Kirkus Reviews QR Code
BREACH OF TRUST by David Ellis

BREACH OF TRUST

by David Ellis

Pub Date: Feb. 10th, 2011
ISBN: 978-0-399-15710-3
Publisher: Putnam

From Edgar-winner Ellis, more about picaresque attorney Jason Kolarich (The Hidden Man, 2009), caught this time between a vengeful adversary and a violent thug with a taste for political hardball.
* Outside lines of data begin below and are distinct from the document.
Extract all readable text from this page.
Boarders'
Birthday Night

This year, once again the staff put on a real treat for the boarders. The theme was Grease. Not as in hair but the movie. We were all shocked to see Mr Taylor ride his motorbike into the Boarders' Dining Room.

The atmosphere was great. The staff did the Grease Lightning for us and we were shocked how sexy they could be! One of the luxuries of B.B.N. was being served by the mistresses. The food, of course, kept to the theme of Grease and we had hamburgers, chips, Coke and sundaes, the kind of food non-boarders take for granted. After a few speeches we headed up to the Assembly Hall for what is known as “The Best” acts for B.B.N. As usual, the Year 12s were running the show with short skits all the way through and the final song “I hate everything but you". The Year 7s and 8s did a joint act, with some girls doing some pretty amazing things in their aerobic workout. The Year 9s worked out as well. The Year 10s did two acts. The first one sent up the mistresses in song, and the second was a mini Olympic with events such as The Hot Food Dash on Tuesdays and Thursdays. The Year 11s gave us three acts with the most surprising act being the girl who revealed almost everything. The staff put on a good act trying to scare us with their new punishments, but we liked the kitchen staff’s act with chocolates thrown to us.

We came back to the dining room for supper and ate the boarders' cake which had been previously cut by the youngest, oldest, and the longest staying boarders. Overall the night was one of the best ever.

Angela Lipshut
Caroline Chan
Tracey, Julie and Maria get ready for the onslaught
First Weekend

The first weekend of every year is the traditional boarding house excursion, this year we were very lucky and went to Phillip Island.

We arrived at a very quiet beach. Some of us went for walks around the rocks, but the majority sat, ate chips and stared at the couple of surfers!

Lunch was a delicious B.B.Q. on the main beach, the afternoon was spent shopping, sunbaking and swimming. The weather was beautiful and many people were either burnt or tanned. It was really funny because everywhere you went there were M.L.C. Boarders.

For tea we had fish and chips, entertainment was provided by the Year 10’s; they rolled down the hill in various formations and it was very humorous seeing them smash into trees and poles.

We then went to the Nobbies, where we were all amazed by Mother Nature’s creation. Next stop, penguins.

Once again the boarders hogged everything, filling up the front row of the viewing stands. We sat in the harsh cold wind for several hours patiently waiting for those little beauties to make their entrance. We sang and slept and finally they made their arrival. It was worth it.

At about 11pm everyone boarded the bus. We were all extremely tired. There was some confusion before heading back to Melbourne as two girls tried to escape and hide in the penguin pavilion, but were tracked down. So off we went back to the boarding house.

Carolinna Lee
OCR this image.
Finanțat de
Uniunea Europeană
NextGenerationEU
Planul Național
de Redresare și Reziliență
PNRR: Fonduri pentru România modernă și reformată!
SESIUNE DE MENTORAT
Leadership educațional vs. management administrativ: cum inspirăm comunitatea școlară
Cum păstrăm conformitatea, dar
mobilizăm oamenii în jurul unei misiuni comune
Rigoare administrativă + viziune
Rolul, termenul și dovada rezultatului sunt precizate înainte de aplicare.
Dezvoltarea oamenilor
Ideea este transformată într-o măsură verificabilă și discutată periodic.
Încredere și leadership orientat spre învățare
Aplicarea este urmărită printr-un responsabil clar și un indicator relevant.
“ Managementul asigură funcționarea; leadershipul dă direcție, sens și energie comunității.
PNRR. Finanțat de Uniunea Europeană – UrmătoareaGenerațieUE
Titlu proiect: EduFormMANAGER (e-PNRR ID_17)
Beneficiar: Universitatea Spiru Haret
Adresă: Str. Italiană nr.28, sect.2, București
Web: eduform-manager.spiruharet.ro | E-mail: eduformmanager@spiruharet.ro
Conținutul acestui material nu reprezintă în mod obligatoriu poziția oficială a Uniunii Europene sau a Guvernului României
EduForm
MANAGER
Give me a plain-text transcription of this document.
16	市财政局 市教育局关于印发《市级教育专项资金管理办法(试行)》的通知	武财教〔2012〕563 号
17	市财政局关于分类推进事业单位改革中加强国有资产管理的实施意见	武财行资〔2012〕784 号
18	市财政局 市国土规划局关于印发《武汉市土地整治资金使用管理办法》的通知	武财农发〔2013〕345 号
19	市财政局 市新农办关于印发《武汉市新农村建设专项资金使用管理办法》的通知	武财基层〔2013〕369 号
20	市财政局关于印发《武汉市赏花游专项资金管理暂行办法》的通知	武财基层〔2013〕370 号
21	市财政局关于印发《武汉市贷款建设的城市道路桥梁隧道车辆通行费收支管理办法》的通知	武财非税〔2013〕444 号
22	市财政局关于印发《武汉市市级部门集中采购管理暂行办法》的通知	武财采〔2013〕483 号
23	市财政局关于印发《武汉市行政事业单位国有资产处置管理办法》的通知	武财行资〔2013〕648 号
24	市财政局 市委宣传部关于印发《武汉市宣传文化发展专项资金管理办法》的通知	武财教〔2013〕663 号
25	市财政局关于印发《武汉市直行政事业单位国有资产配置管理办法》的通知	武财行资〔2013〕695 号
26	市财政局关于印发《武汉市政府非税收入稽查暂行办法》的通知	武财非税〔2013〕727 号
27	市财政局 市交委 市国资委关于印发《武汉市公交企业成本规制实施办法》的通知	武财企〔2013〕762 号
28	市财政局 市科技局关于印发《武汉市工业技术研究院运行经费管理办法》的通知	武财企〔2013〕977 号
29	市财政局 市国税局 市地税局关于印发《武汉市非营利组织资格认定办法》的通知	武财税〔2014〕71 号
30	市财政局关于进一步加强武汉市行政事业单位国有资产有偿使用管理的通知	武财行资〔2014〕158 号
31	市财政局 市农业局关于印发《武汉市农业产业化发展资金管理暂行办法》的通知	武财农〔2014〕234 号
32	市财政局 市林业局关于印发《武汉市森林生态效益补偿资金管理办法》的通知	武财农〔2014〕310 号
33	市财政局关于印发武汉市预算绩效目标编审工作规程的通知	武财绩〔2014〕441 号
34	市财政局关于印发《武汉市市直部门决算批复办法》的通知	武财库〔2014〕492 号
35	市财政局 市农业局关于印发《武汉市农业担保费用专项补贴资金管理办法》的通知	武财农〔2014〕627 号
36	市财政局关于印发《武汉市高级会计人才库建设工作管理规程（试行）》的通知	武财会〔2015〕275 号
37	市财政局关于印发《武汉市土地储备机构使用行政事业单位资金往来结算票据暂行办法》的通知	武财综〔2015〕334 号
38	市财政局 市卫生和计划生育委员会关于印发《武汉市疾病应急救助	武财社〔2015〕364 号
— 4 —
It’s not unlikely that Kolarich exited the womb programmed to out-bawl the rest of the infant community, a born competitor. In part, at least, this explains why he waited so long for a certain phone call on a certain fateful day—too long, he would later bitterly acknowledge. Ernesto Ramirez, a former street-ganger turned good guy, had information for Jason, which he was prepared to part with only because Jason had applied the kind of unremitting pressure—think psychological water-boarding—under which Ramirez had finally cracked. And yet the information was less than essential; that is, Jason already had all he required to exculpate his client at the expense of Chris Moody, the government’s endlessly ambitious lead prosecutor. Icing on the cake was all it amounted to, not much more than a chance to stick a gratuitous needle into the arrogant hide of a heartily disliked opposite number. And now the law of unforeseen consequences kicks in with three negative results: 1) Jason’s wife and child die in a car crash that might possibly have been avoided if Jason had been at the wheel instead of at the phone. 2) As Ramirez had all but predicted, he is in fact murdered by the corrupt politico who needs him silenced. 3) Jason earns the ongoing rancor of a man to whom payback has the force of religion and who is every bit as competitive as he is.            

A turn of the screw or two on the excessive side perhaps, but smart, tough Jason, who clearly does not jib at chicanery inside the courtroom or out, remains a keeper, warts and all.